In our last point we consider political conflict in a region as a determinant of U5M rates (5). A study based in South Sudan discussed the effect of conflict-related health inequities and inequitable conditions of daily living on U5M (5). Healthcare service delivery becomes a challenge in regions where violence and conflict remain (5). Furthermore, in the region of South Sudan, where conflict and displacement persists, children in urban areas were at greater risk of dying before their fifth birthday, than those living in rural areas (5).

We agree with the fact that HDSS sites are an important and comprehensive tool for monitoring child mortality and influencing policies related to child mortality. However, the geographical variation in the factors associated with mortality should not be confined to only risk and protective factors as highlighted in this paper (1). We suggest that the variations should also consider factors such as political conflict, displacement and urban rural disparities.
The implications for future research point to the need for an inclusion of all countries in SSA rather than selected countries that cluster on the east and west of SSA. We have highlighted the importance of considering underlying determinants of conflict and disparities, when analysing the relationship between under five mortality rates and geospatial variables.

Reference List:
1. Utazi CE, Sahu SK, Atkinson PM, Tejedor-Garavito N, Lloyd CT, Tatem AJ. Geographic coverage of demographic surveillance systems for characterising the drivers of childhood mortality in sub-Saharan Africa. BMJ Global Health. 2018;3(2).
2. Cooper RS, Osotimehin B, Kaufman JS, Forrester T. Disease burden in sub-Saharan Africa: what should we conclude in the absence of data? The Lancet. 1998;351(9097):208-10.
3. Mulholland E, Smith L, Carneiro I, Becher H, Lehmann D. Equity and child-survival strategies. Bulletin of the World Health Organization. 2008;86:399-407.

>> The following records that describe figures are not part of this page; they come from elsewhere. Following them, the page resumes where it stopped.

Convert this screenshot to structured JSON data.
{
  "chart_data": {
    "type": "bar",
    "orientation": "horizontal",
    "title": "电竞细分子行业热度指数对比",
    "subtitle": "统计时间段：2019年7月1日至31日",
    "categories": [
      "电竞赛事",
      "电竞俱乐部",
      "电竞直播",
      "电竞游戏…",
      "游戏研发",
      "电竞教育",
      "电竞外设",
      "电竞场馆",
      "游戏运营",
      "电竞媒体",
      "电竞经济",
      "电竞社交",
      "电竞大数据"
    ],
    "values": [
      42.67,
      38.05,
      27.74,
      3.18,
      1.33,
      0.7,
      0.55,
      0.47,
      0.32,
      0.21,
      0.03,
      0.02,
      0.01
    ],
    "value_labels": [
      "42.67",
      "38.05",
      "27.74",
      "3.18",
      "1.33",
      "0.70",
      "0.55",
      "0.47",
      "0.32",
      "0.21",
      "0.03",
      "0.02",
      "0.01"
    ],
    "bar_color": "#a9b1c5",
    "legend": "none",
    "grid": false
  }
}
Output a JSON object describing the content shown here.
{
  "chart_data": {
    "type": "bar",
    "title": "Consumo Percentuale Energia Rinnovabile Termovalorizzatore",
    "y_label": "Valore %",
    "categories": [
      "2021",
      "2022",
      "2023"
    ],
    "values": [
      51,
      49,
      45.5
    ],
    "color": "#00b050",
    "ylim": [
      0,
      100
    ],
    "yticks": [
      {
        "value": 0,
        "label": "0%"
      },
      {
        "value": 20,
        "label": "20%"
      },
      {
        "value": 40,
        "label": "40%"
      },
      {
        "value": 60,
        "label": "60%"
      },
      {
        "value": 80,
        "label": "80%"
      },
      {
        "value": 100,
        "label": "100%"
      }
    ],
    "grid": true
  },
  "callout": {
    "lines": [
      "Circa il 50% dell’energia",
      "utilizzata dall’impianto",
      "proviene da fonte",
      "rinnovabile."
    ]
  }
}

4. Beatriz ED, Molnar BE, Griffith JL, Salhi C. Urban-rural disparity and urban population growth: A multilevel analysis of under-5 mortality in 30 sub-Saharan African countries. Health & place. 2018;52:196-204.
5. Mugo NS, Agho KE, Zwi AB, Damundu EY, Dibley MJ. Determinants of neonatal, infant and under-five mortality in a war-affected country: analysis of the 2010 Household Health Survey in South Sudan. BMJ Global Health. 2018;3(1).